Ketika parasut mulai mengembang dan kaki melayang meninggalkan bumi, sensasi bebas bagaikan burung terbang melintasi lembah langsung terasa. Pemandangan hamparan sawah yang membiru dari kejauhan menambah keindahan momen saat mengudara.
Kepala Desa Kendalrejo, Bero menegaskan, potensi besar Bukit Tunggangan ini terus dioptimalkan demi mendongkrak perekonomian lokal dan mengenalkan potensi desanya ke tingkat yang lebih luas.
"Kami melihat Bukit Tunggangan ini punya daya pikat yang luar biasa. Tidak hanya cocok untuk pendaki lokal yang ingin menikmati sunrise atau sunset, tetapi juga sangat potensial untuk dijadikan spot resmi olahraga paralayang," ujar Kades Kendalrejo, Bero.

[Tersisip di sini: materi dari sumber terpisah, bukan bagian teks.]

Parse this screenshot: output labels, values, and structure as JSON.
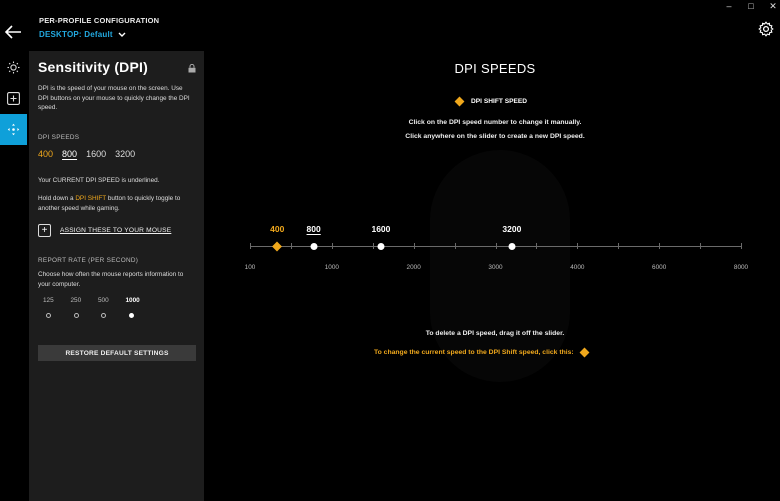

Baca Juga: Wisata Dieng 2 Hari: Itinerary Lengkap Jelajahi Negeri di Atas Awan, Dijamin Liburan Makin Maksimal
Bero menambahkan, pihak pemerintah desa kini tengah gencar melakukan berbagai pembenahan. Mulai dari perbaikan akses jalan menuju titik kumpul, penyediaan sarana keselamatan bagi pendaki, hingga penataan area pendaratan (landing zone) untuk para atlet maupun wisatawan yang mencoba penerbangan tandem paralayang.
"Kami terus berkoordinasi dengan berbagai pihak, termasuk komunitas paralayang dan dinas terkait, agar standar keamanannya terpenuhi. Harapan kami, keberadaan wahana ini bisa memutar roda perekonomian warga Desa Kendalrejo, baik melalui UMKM, pengelolaan parkir, hingga jasa pemandu," lanjut Bero optimistis.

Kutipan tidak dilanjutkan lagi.